The scheme has also reverted to its original level of support. Furloughed employees will receive 80% of salary for hours not worked and businesses asked only to cover national insurance and employer pension contributions.
The CJRS was due to have ended on 31 October after being scaled back to cover 60% of salaries during that month.
Chancellor Rishi Sunak said that the scheme will retain the flexible element and furloughed employees will receive 80% of their current salary for hours not worked, up to a maximum of £2,500.
A statement from the Treasury also confirmed that the Job Support Scheme (JSS), which had been due to launch on 1 November has now been postponed, and will not start until the CJRS has closed.

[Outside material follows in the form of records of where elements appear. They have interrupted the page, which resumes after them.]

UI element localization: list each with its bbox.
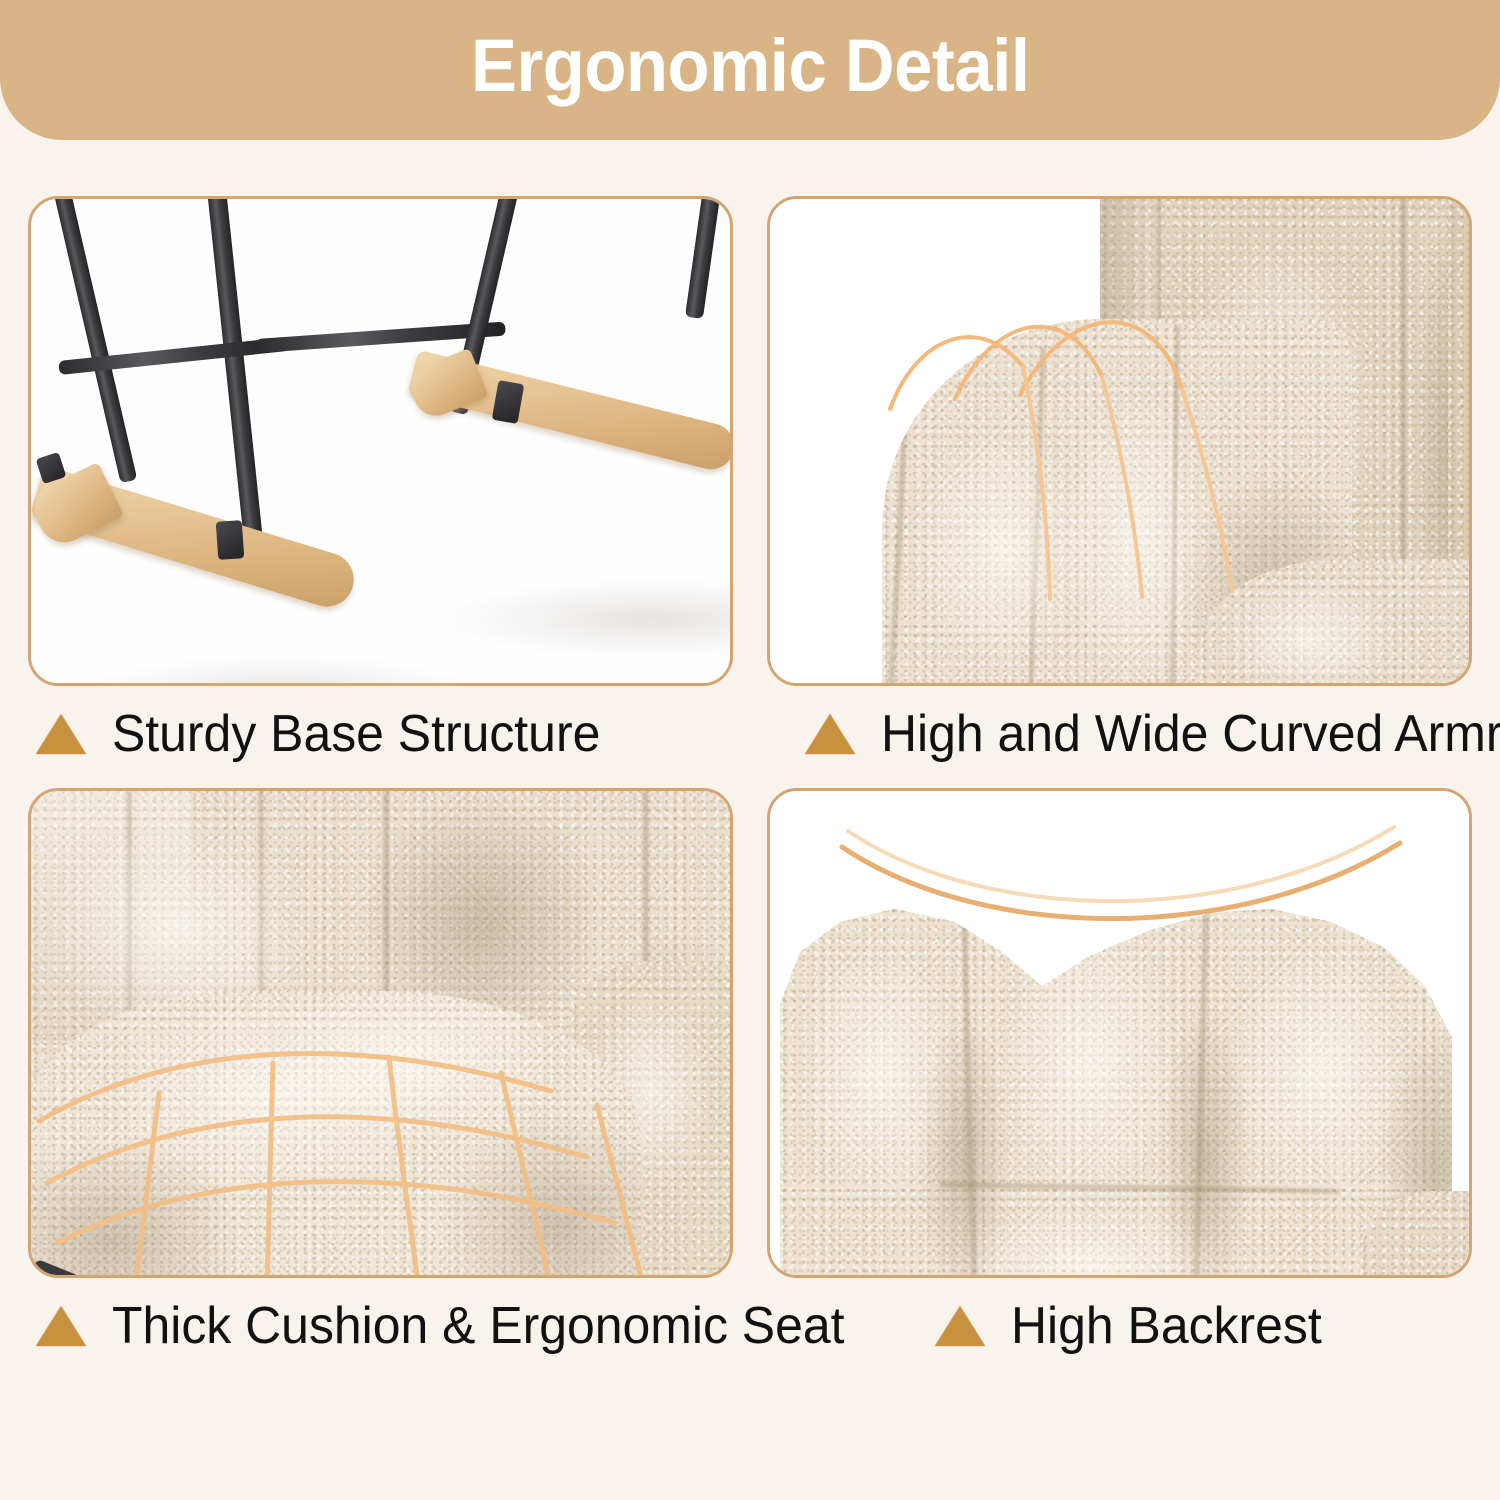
feature-caption-sturdy-base-structure: Sturdy Base Structure bbox=[28, 708, 733, 760]
feature-caption-high-wide-curved-armrest: High and Wide Curved Armrest bbox=[767, 708, 1472, 760]
feature-card-thick-cushion-ergonomic-seat[interactable]: Thick Cushion & Ergonomic Seat bbox=[28, 788, 733, 1352]
feature-label: High Backrest bbox=[1011, 1300, 1322, 1352]
feature-label: Sturdy Base Structure bbox=[112, 708, 600, 760]
feature-card-sturdy-base-structure[interactable]: Sturdy Base Structure bbox=[28, 196, 733, 760]
page-title: Ergonomic Detail bbox=[471, 29, 1030, 103]
feature-label: Thick Cushion & Ergonomic Seat bbox=[112, 1300, 844, 1352]
triangle-bullet-icon bbox=[935, 1306, 985, 1346]
backrest-top-arc-annotation bbox=[770, 791, 1472, 1278]
seat-cushion-illustration bbox=[31, 791, 730, 1275]
feature-caption-high-backrest: High Backrest bbox=[767, 1300, 1472, 1352]
armrest-curve-annotation bbox=[770, 199, 1472, 686]
triangle-bullet-icon bbox=[805, 714, 855, 754]
feature-card-high-wide-curved-armrest[interactable]: High and Wide Curved Armrest bbox=[767, 196, 1472, 760]
feature-card-high-backrest[interactable]: High Backrest bbox=[767, 788, 1472, 1352]
backrest-illustration bbox=[770, 791, 1469, 1275]
armrest-illustration bbox=[770, 199, 1469, 683]
contour-grid-overlay bbox=[31, 791, 733, 1278]
triangle-bullet-icon bbox=[36, 1306, 86, 1346]
feature-caption-thick-cushion-ergonomic-seat: Thick Cushion & Ergonomic Seat bbox=[28, 1300, 733, 1352]
triangle-bullet-icon bbox=[36, 714, 86, 754]
feature-grid: Sturdy Base Structure bbox=[28, 196, 1472, 1476]
feature-label: High and Wide Curved Armrest bbox=[881, 708, 1500, 760]
rocking-chair-base-illustration bbox=[31, 199, 730, 683]
feature-image-high-wide-curved-armrest bbox=[767, 196, 1472, 686]
header-banner: Ergonomic Detail bbox=[0, 0, 1500, 140]
feature-image-high-backrest bbox=[767, 788, 1472, 1278]
feature-image-thick-cushion-ergonomic-seat bbox=[28, 788, 733, 1278]
feature-image-sturdy-base-structure bbox=[28, 196, 733, 686]
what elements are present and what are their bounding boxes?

Chancellor Rishi Sunak said:
‘I’ve always said I would do whatever it takes to protect jobs and livelihoods across the UK – and that has meant adapting our support as the path of the virus has changed.
‘It’s clear the economic effects are much longer lasting for businesses than the duration of any restrictions, which is why we have decided to go further with our support.
‘Extending furlough and increasing our support for the self-employed will protect millions of jobs and give people and businesses the certainty they need over what will be a difficult winter.’